6th semester, elective 

Professor A. Velissariou

 

The course discusses Austen’s novels in the sociopolitical context of early nineteenth-century England by focusing on the cracks in the moral and economic aristocratic hegemony. Without losing sight of Austen’s political conservativism my reading concentrates on the contradictions and ambiguities in gender representations. I treat them as telling instances of a kind of narrative which cannot always contain the oppositional voices that the author herself has constructed in order to control them. Austen’s language, therefore, is thoroughly analysed as an imprint of her embarrassment in the face of female desire, while, at the same time, plot manipulations are emphasised as the means to which she resorts in order to contain it.
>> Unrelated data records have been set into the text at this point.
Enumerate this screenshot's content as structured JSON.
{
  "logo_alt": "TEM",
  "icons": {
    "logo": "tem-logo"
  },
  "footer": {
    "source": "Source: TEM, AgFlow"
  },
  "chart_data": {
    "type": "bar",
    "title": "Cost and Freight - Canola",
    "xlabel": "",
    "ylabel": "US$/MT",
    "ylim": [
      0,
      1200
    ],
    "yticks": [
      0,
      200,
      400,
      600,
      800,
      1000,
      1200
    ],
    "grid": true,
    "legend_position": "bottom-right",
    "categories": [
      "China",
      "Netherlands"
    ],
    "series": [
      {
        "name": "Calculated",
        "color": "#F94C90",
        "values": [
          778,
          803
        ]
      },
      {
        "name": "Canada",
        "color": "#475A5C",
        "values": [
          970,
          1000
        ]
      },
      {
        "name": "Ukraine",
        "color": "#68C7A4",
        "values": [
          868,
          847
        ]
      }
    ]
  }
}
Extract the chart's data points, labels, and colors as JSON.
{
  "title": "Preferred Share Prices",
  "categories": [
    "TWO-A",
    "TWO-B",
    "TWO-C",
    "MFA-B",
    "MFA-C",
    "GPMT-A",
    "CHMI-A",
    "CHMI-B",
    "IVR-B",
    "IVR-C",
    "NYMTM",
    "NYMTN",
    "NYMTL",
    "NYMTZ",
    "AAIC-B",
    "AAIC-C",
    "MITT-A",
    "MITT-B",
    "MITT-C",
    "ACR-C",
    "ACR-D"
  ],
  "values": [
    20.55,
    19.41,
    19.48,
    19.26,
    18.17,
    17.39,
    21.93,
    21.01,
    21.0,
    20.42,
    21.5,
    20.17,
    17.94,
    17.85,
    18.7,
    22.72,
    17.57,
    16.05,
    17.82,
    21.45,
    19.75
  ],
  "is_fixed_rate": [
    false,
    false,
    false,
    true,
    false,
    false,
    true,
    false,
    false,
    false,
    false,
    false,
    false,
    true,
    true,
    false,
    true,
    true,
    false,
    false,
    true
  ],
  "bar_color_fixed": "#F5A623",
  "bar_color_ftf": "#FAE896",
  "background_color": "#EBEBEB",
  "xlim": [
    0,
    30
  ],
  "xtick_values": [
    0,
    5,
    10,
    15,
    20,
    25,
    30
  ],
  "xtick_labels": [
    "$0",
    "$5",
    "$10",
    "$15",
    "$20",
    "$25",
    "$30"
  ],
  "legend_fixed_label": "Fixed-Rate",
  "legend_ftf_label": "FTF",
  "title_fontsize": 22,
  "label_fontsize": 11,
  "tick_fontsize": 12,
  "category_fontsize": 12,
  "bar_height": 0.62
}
Therefore, the “happy end” which closes the narrative, for all its didacticism, or rather because of it, betrays precisely this kind of embarrassment. 

 

  1. Introduction:  Historical overview

                               The Realist novel

  1. Jane Austen (1775-1817) and her time
  2. Jane Austen and conventions of narrative
  3. Sense and Sensibility (1811)*
  4. Pride and Prejudice (1813)*
  5. Mansfield Park(1814)
  6. Emma (1816)*
  7. Northanger Abbey (1817)
  8. Persuasion (posthumously 1818)*

 

Bibliography:

Gilbert, Sandra and Susan Gubar. The Madwoman in the Attic: The Woman Writer and the Nineteenth Century Literary Imagination. New Haven, 1979. Read everything concerning Jane Austen.

Todd, Janet. Gender, Art and Death. Cambridge, 1993. Read chapters 8 and 9.

Walder, Dennis. The Realist Novel. London, 1995. Read ONLY Edward Said, Raymond Williams and Arnold Kettle.

All three books are on reserve in the library.